Squirrel beneath lin e of squirrel laundry

March, the Wakening-moon, was spent in making the home and lining the nest. Bark strips, pine-needles, fine shreds of plants that had defied the wind and snow, rags of clothes left by winter woodmen, feathers, tufts of wool, and many twigs of basswood with their swollen buds, and slippery-elm, and one or two—yes, Silvergray could not resist the impulse—fat acorns found from last year's crop and hidden now deep in the lining of the nest.

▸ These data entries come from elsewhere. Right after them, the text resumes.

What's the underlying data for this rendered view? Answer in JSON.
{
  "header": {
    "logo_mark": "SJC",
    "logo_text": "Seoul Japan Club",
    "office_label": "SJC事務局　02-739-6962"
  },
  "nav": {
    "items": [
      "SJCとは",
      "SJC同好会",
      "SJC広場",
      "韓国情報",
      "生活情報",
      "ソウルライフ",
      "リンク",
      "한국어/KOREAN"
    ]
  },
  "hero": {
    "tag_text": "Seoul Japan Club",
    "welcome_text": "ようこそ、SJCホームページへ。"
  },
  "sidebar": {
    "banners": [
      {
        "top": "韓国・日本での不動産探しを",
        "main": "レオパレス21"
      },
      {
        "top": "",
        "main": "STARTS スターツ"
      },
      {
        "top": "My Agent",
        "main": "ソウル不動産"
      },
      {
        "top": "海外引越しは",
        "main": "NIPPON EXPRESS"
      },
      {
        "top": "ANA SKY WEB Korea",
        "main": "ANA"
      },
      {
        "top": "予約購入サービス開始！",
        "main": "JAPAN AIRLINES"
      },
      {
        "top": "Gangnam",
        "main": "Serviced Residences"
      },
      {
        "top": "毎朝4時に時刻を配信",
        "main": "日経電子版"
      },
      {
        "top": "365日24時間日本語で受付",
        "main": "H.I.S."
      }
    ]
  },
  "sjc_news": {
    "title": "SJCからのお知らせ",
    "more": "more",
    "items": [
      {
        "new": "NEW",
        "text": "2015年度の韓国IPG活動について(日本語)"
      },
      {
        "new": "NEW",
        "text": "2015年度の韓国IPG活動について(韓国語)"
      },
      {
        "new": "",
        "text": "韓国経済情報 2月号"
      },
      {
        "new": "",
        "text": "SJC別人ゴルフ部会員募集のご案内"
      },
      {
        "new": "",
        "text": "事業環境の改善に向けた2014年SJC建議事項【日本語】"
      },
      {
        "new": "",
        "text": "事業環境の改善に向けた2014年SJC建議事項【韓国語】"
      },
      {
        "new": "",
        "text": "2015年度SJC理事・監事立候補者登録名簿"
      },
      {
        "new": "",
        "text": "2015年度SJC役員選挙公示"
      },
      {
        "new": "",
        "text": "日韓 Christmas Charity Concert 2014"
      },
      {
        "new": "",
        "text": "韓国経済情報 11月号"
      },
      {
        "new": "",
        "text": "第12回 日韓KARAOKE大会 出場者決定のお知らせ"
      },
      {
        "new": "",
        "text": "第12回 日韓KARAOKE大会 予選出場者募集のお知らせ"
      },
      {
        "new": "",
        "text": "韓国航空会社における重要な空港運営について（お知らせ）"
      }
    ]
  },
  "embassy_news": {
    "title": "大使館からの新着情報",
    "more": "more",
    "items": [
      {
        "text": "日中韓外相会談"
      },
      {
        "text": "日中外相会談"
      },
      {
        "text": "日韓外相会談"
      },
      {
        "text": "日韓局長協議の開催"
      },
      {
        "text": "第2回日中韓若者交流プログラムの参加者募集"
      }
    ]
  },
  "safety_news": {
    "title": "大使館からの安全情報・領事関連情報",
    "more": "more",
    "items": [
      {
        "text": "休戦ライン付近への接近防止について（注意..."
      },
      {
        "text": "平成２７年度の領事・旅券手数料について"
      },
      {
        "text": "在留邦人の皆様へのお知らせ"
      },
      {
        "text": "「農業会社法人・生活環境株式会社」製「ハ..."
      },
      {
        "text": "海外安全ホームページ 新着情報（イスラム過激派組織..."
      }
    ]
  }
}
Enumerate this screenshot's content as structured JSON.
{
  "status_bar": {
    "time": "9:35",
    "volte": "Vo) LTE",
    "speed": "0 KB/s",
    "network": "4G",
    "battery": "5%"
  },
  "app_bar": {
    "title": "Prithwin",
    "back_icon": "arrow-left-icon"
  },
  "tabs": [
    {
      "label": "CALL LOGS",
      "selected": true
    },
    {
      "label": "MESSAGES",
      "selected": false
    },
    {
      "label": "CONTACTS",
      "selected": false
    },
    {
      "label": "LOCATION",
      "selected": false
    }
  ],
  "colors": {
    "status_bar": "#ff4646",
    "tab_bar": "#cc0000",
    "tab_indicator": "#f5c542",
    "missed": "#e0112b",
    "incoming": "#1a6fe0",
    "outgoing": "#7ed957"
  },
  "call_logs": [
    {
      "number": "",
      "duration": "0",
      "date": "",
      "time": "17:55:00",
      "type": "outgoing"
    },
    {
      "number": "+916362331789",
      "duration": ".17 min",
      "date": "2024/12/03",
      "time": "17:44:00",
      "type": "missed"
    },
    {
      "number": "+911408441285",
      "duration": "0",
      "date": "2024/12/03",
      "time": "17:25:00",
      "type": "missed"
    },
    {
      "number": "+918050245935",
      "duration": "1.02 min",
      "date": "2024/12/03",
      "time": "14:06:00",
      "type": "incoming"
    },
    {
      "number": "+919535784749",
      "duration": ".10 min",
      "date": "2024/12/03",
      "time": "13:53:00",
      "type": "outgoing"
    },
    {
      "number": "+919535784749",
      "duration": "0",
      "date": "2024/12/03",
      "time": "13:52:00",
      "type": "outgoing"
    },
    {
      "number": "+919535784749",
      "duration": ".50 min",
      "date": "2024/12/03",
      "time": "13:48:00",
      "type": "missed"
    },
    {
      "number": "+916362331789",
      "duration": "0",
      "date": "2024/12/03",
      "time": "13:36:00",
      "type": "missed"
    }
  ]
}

There can be no happier time for any wild and lusty live thing than when working with a loving mate at the building and making of the nest. Their world is one of joy—fine weather, fair hunting, with food enough, overwhelming instincts at their flush of compulsion—all gratified in sanest, fullest measure. This sure is joy, and Bannertail met each yellow sun-up with his loudest song of praise, as he watched it from the highest lookout of his home tree. His "qua" song reached afar, and in its vibrant note expressed the happy time, and expressing it, intensified it in himself. There seemed no ill to mar the time. Even the passing snow-storms of the month seemed trifles; they were little more than landmarks on the joyful way.